Listing 6.25 Demonstrates how to retrieve a primal infeasibility certificate. Click here to download.
using Mosek

# Set up a simple linear problem from the manual for test purposes
function testProblem(func :: Function)
    maketask() do task
        # Use remote server: putoptserverhost(task,"http://solve.mosek.com:30080")
        appendvars(task,7)
        appendcons(task,7);
        putclist(task,
                 Int32[1,2,3,4,5,6,7],
                 Float64[1,2,5,2,1,2,1])
        putaijlist(task,
                   Int32[1,1,2,2,3,3,3,4,4,5,6,6,7,7],
                   Int32[1,2,3,4,5,6,7,1,5,2,3,6,4,7],
                   Float64[1,1,1,1,1,1,1,1,1,1,1,1,1,1])
        putconboundslice(task,
                         1, 8,
                         [MSK_BK_UP,MSK_BK_UP,MSK_BK_UP,MSK_BK_FX,MSK_BK_FX,MSK_BK_FX,MSK_BK_FX],
                         Float64[-Inf, -Inf, -Inf, 1100, 200, 500, 500],
                         Float64[200, 1000, 1000, 1100, 200, 500, 500])
        putvarboundsliceconst(task,1, 8, MSK_BK_LO, 0.0, +Inf)

        func(task)
    end
end

"""
Analyzes and prints infeasibility contributing elements
sl - dual values for lower bounds
su - dual values for upper bounds
eps - tolerance for when a nunzero dual value is significant
"""
function analyzeCertificate(sl :: Vector{Float64}, su :: Vector{Float64}, eps :: Float64)
    for i in 1:length(sl)
        if abs(sl[i]) > eps
            println("#$i, lower,  dual = $(sl[i])")
        end
        if abs(su[i]) > eps
            println("#$i, upper,  dual = $(su[i])")
        end
    end
end

# In this example we set up a simple problem
# One could use any task or a task read from a file
testProblem() do task
    # Use remote server: putoptserverhost(task,"http://solve.mosek.com:30080")
    # Useful for debugging
    writedata(task,"pinfeas.ptf");                          # Write file in human-readable format
    # Attach a log stream printer to the task
    putstreamfunc(task,MSK_STREAM_LOG,msg -> print(msg))

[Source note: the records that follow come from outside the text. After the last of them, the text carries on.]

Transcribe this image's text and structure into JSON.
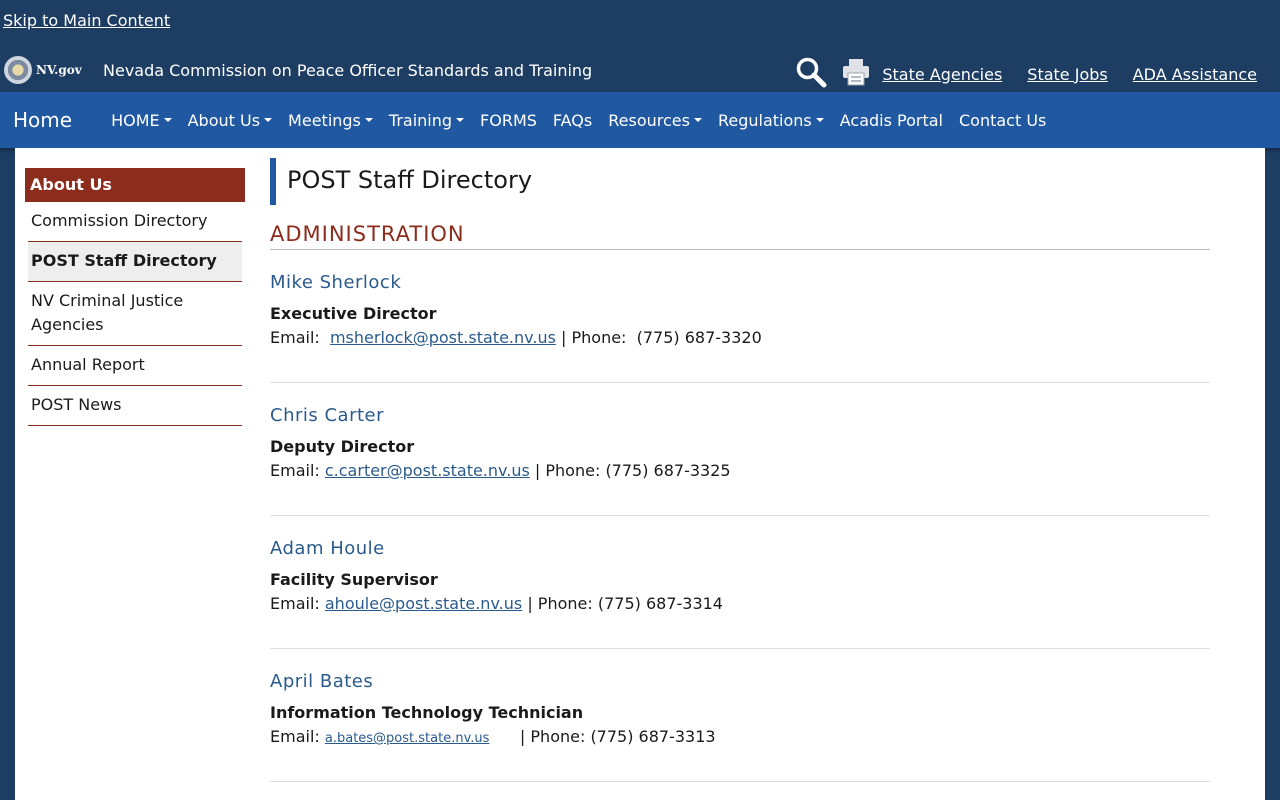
{
  "header": {
    "skip_link": "Skip to Main Content",
    "logo_text": "NV.gov",
    "agency_title": "Nevada Commission on Peace Officer Standards and Training",
    "utility_links": [
      "State Agencies",
      "State Jobs",
      "ADA Assistance"
    ],
    "search_icon": "search-icon",
    "print_icon": "printer-icon"
  },
  "nav": {
    "home": "Home",
    "items": [
      {
        "label": "HOME",
        "dropdown": true
      },
      {
        "label": "About Us",
        "dropdown": true
      },
      {
        "label": "Meetings",
        "dropdown": true
      },
      {
        "label": "Training",
        "dropdown": true
      },
      {
        "label": "FORMS",
        "dropdown": false
      },
      {
        "label": "FAQs",
        "dropdown": false
      },
      {
        "label": "Resources",
        "dropdown": true
      },
      {
        "label": "Regulations",
        "dropdown": true
      },
      {
        "label": "Acadis Portal",
        "dropdown": false
      },
      {
        "label": "Contact Us",
        "dropdown": false
      }
    ]
  },
  "sidebar": {
    "heading": "About Us",
    "items": [
      {
        "label": "Commission Directory"
      },
      {
        "label": "POST Staff Directory"
      },
      {
        "label": "NV Criminal Justice Agencies"
      },
      {
        "label": "Annual Report"
      },
      {
        "label": "POST News"
      }
    ]
  },
  "main": {
    "page_title": "POST Staff Directory",
    "section": "ADMINISTRATION",
    "staff": [
      {
        "name": "Mike Sherlock",
        "title": "Executive Director",
        "email_label": "Email:  ",
        "email": "msherlock@post.state.nv.us",
        "phone_label": " | Phone:  ",
        "phone": "(775) 687-3320"
      },
      {
        "name": "Chris Carter",
        "title": "Deputy Director",
        "email_label": "Email: ",
        "email": "c.carter@post.state.nv.us",
        "phone_label": " | Phone: ",
        "phone": "(775) 687-3325"
      },
      {
        "name": "Adam Houle",
        "title": "Facility Supervisor",
        "email_label": "Email: ",
        "email": "ahoule@post.state.nv.us",
        "phone_label": " | Phone: ",
        "phone": "(775) 687-3314"
      },
      {
        "name": "April Bates",
        "title": "Information Technology Technician",
        "email_label": "Email: ",
        "email": "a.bates@post.state.nv.us",
        "phone_label": "      | Phone: ",
        "phone": "(775) 687-3313"
      }
    ]
  },
  "colors": {
    "header_bg": "#1d3d63",
    "nav_bg": "#2058a1",
    "accent_red": "#8b2c1c",
    "name_blue": "#2b5b8c"
  }
}
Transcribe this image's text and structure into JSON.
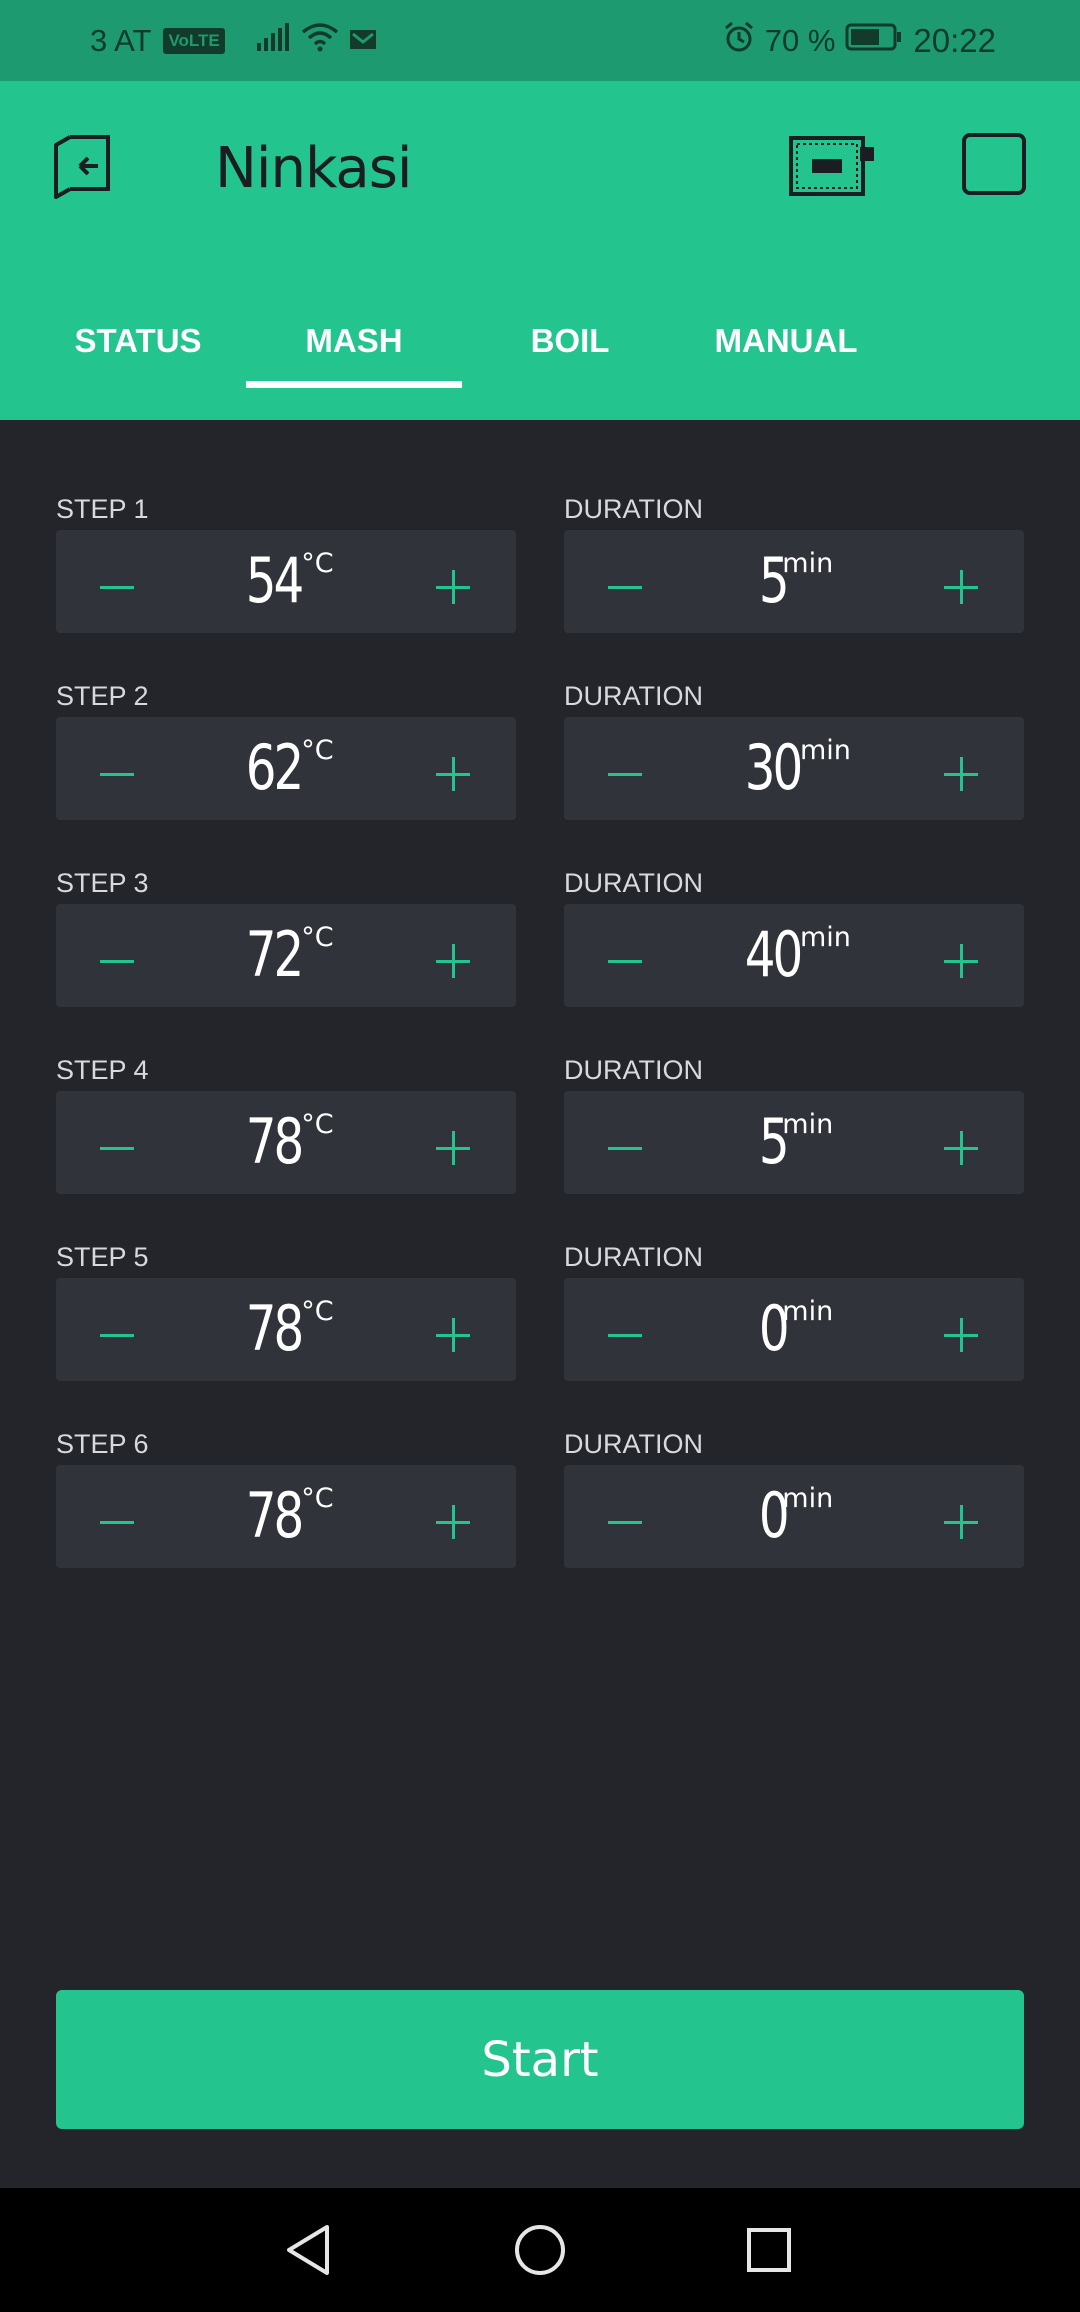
{
  "status_bar": {
    "carrier": "3 AT",
    "volte": "VoLTE",
    "battery": "70 %",
    "time": "20:22"
  },
  "header": {
    "title": "Ninkasi",
    "icons": [
      "exit-icon",
      "device-board-icon",
      "square-icon"
    ]
  },
  "tabs": [
    {
      "label": "STATUS"
    },
    {
      "label": "MASH"
    },
    {
      "label": "BOIL"
    },
    {
      "label": "MANUAL"
    }
  ],
  "active_tab": "MASH",
  "steps": [
    {
      "label": "STEP 1",
      "temp": "54",
      "temp_unit": "°C",
      "duration_label": "DURATION",
      "duration": "5",
      "duration_unit": "min"
    },
    {
      "label": "STEP 2",
      "temp": "62",
      "temp_unit": "°C",
      "duration_label": "DURATION",
      "duration": "30",
      "duration_unit": "min"
    },
    {
      "label": "STEP 3",
      "temp": "72",
      "temp_unit": "°C",
      "duration_label": "DURATION",
      "duration": "40",
      "duration_unit": "min"
    },
    {
      "label": "STEP 4",
      "temp": "78",
      "temp_unit": "°C",
      "duration_label": "DURATION",
      "duration": "5",
      "duration_unit": "min"
    },
    {
      "label": "STEP 5",
      "temp": "78",
      "temp_unit": "°C",
      "duration_label": "DURATION",
      "duration": "0",
      "duration_unit": "min"
    },
    {
      "label": "STEP 6",
      "temp": "78",
      "temp_unit": "°C",
      "duration_label": "DURATION",
      "duration": "0",
      "duration_unit": "min"
    }
  ],
  "start_button": {
    "label": "Start"
  },
  "nav": [
    "back-icon",
    "home-icon",
    "recents-icon"
  ],
  "colors": {
    "accent": "#23c48e",
    "status_bar": "#1d9a6f",
    "background": "#23252a",
    "panel": "#31333a"
  }
}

    # Perform the optimization.
    optimize(task)
    solutionsummary(task,MSK_STREAM_LOG)

    # Check problem status, we use the interior point solution
    if getprosta(task,MSK_SOL_ITR) == MSK_PRO_STA_PRIM_INFEAS
        # Set the tolerance at which we consider a dual value as essential
        eps = 1e-7
        println("Variable bounds important for infeasibility: ");
        analyzeCertificate(getslx(task,MSK_SOL_ITR), getsux(task,MSK_SOL_ITR), eps)

        println("Constraint bounds important for infeasibility: ")
        analyzeCertificate(getslc(task,MSK_SOL_ITR), getsuc(task,MSK_SOL_ITR), eps)
    else
        println("The problem is not primal infeasible, no certificate to show")
    end
end

Running this code will produce the following output:

Variable bounds important for infeasibility:
#6: lower, dual = 1.000000e+00
#7: lower, dual = 1.000000e+00
Constraint bounds important for infeasibility:
#1: upper, dual = 1.000000e+00
#3: upper, dual = 1.000000e+00
#4: lower, dual = 1.000000e+00
#5: lower, dual = 1.000000e+00

indicating the positions of bounds which appear in the infeasibility certificate with nonzero values.